A recent paper by Andrews and Hemberg address the potential drawbacks with imputation in a very concise and clear way using both simulated and real-world data. Figure 1 (below) from this paper shows very clearly the perils of doing imputation on false positive rates and spurious gene-gene correlations.
Performance on simulated scRNA-seq data
Somewhat dramatically, DrImpute and MAGIC introduce strong false positive correlations, while SAVER only strengthens existing correlations between lowly expressed DE genes. As you can see in part B of this figure below, parameter tuning also has a dramatic effect on the false positive rate in some cases. Increasing the k-neighbors for MAGIC and KNN methods increases smoothing and also false positives. SAVER and scImpute are relatively immune to changes in FPR with parameter space.

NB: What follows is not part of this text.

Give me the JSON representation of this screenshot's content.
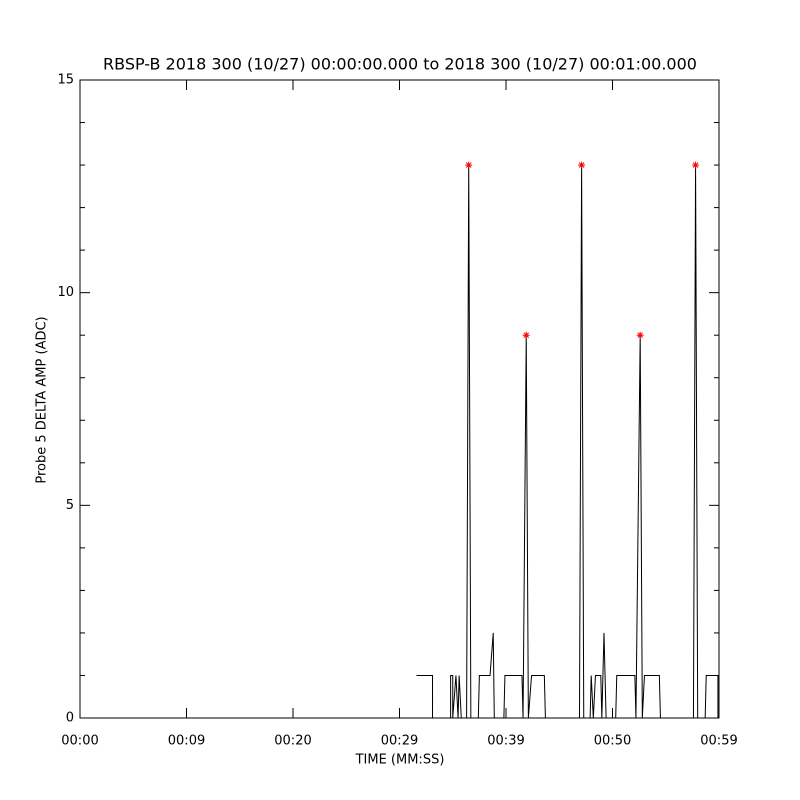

You can’t have your cake and eat it, too
In this next figure, the authors look at the trade-off between sensitivity and specificity in imputation methods on simulated datasets. It shows clearly that any improvements to sensitivity of DE gene detection come at a significant cost of specificity, and vice versa.
The authors go on to show that on real data, every method including SAVER generates large numbers of false positives. In summary, imputation, while potentially promising, is limited owing to the lack of an independent reference (as in the case of GWAS imputation methods) to impute from. Since single-cell imputation methods rely only on the dataset itself, one cannot escape the sensitivity/specificity tradeoff and false-positive problem.